Nell’opera di Shakespeare il genere, il costume e l’identità sono profondamente investigati. Come possiamo facilmente dedurre da alcuni dialoghi di questa commedia, nel periodo elisabettiano gli stereotipi riguardo al genere erano assai numerosi. Le donne sono descritte come creature fragili e sensibili e il concetto di bellezza è legato alla verginità e alla giovinezza (Orsino II.4, 38: “ For women are as roses whose fair flower, being once displayed, doth fall that very hour.”). Shakespeare tuttavia pone profondamente in discussione questa categorizzazione maschio/femmina e l’identità in generale, utilizzando una sottile ironia e una sorta di metateatro: possiamo comprendere più facilmente chi interpreta chi rispetto a chi è chi nella commedia. In alcuni personaggi possiamo anche trovare il desiderio di cambiare il proprio sesso o una sessualità “non definita” che sembra voler rimuovere il genere dal personaggio per farne una pura “essenza” di soggettività ed emotività non definibile come eterosessuale o omosessuale (come la passione di Olivia per Cesario/Viola, l’attrazione di Antonio per Sebastian, l’ammirazione di Orsino per Cesario).

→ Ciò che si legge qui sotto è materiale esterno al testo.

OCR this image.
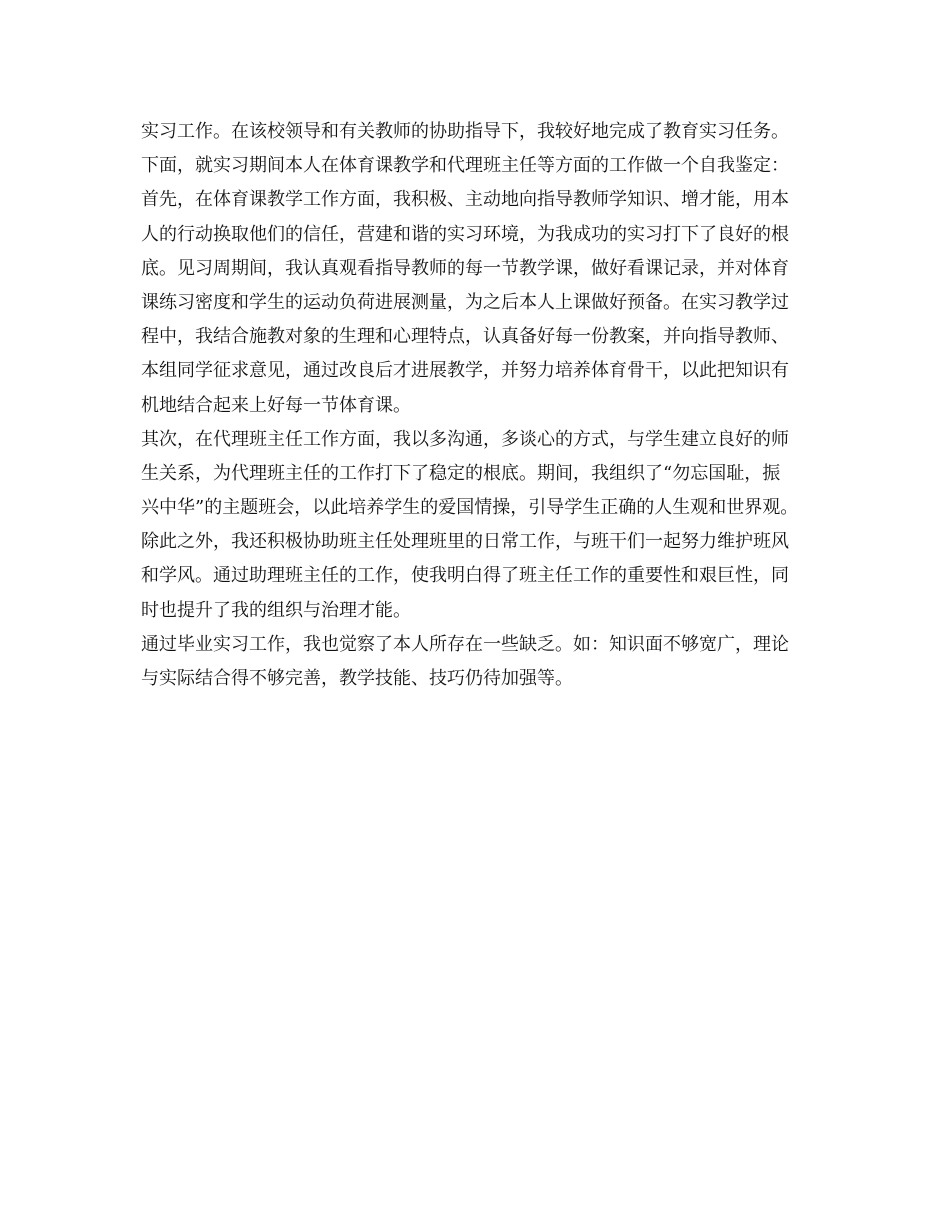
实习工作。在该校领导和有关教师的协助指导下，我较好地完成了教育实习任务。
下面，就实习期间本人在体育课教学和代理班主任等方面的工作做一个自我鉴定：
首先，在体育课教学工作方面，我积极、主动地向指导教师学知识、增才能，用本
人的行动换取他们的信任，营建和谐的实习环境，为我成功的实习打下了良好的根
底。见习周期间，我认真观看指导教师的每一节教学课，做好看课记录，并对体育
课练习密度和学生的运动负荷进展测量，为之后本人上课做好预备。在实习教学过
程中，我结合施教对象的生理和心理特点，认真备好每一份教案，并向指导教师、
本组同学征求意见，通过改良后才进展教学，并努力培养体育骨干，以此把知识有
机地结合起来上好每一节体育课。
其次，在代理班主任工作方面，我以多沟通，多谈心的方式，与学生建立良好的师
生关系，为代理班主任的工作打下了稳定的根底。期间，我组织了“勿忘国耻，振
兴中华”的主题班会，以此培养学生的爱国情操，引导学生正确的人生观和世界观。
除此之外，我还积极协助班主任处理班里的日常工作，与班干们一起努力维护班风
和学风。通过助理班主任的工作，使我明白得了班主任工作的重要性和艰巨性，同
时也提升了我的组织与治理才能。
通过毕业实习工作，我也觉察了本人所存在一些缺乏。如：知识面不够宽广，理论
与实际结合得不够完善，教学技能、技巧仍待加强等。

Viola/Cesario è una figura molto ambigua nella commedia. Nell’Atto I, scena 2, annuncia la sua decisione di vestirsi da eunuco per servire Orsino, ma l’azione rimane inconclusa ( e non possiamo determinare se sia l’autore o il personaggio a cambiare idea). In ogni caso questa decisione ci fa percepire nella personalità di Viola una sorta di forza e mascolinità: il suo personaggio sfiora la figura dell’androgino, dirigendosi verso l’immaginario e staccandosi dal reale. Va ricordato che all’epoca gli attori erano solo uomini, dunque un ragazzo interpretava una donna che si travestiva da uomo, creando una certa ambiguità sessuale, anche a causa del costume molto aderente del personaggio che metteva estremamente in risalto l’anatomia della gamba. Viola/Cesario è una figura identificabile solo attraverso la propria soggettività e non attraverso il genere, ma questo è solo uno dei personaggi “ambigui” creati da Shakespeare.
Un altro elemento determinante nella commedia è quello del costume: va tenuto conto che in epoca Elisabettiana la moda rivestiva un importantissimo ruolo sociale. In quest’opera l’autore descrive molto precisamente gli abiti e i loro materiali, spesso investiti di significato ed espressione sociale. Lo stretto codice d’abbigliamento dell’Inghilterra Elisabettiana e la relativa cura ed attenzione per l’esteriorità crea nei personaggi maschili di Shakespeare dei toni spesso molto “femminili” (particolarmente in Malvolio e Sir Aguecheek). Nell’opera troviamo anche molti riferimenti a materiali pregiati e lussuosi (seta, velluto, taffetà, damasco…) connessi a desideri proibiti: all’epoca fu imposta una legge che vietava il lusso sfrenato e manifestato. Ma il costume in La Dodicesima Notte nasconde più di quanto non riveli: come Olivia sceglie di nascondere il proprio volto dietro ad un velo (e dunque di nascondere il proprio dolore), Viola decide di mascherare completamente la propria identità e il proprio genere usando gli abiti di Sebastian. Shakespeare decide di far pronunciare proprio a Feste, il pazzo, il buffone della storia, una delle frasi più esplicative del proprio pensiero riguardo al genere e all’identità: “cucullus non facit monachum”.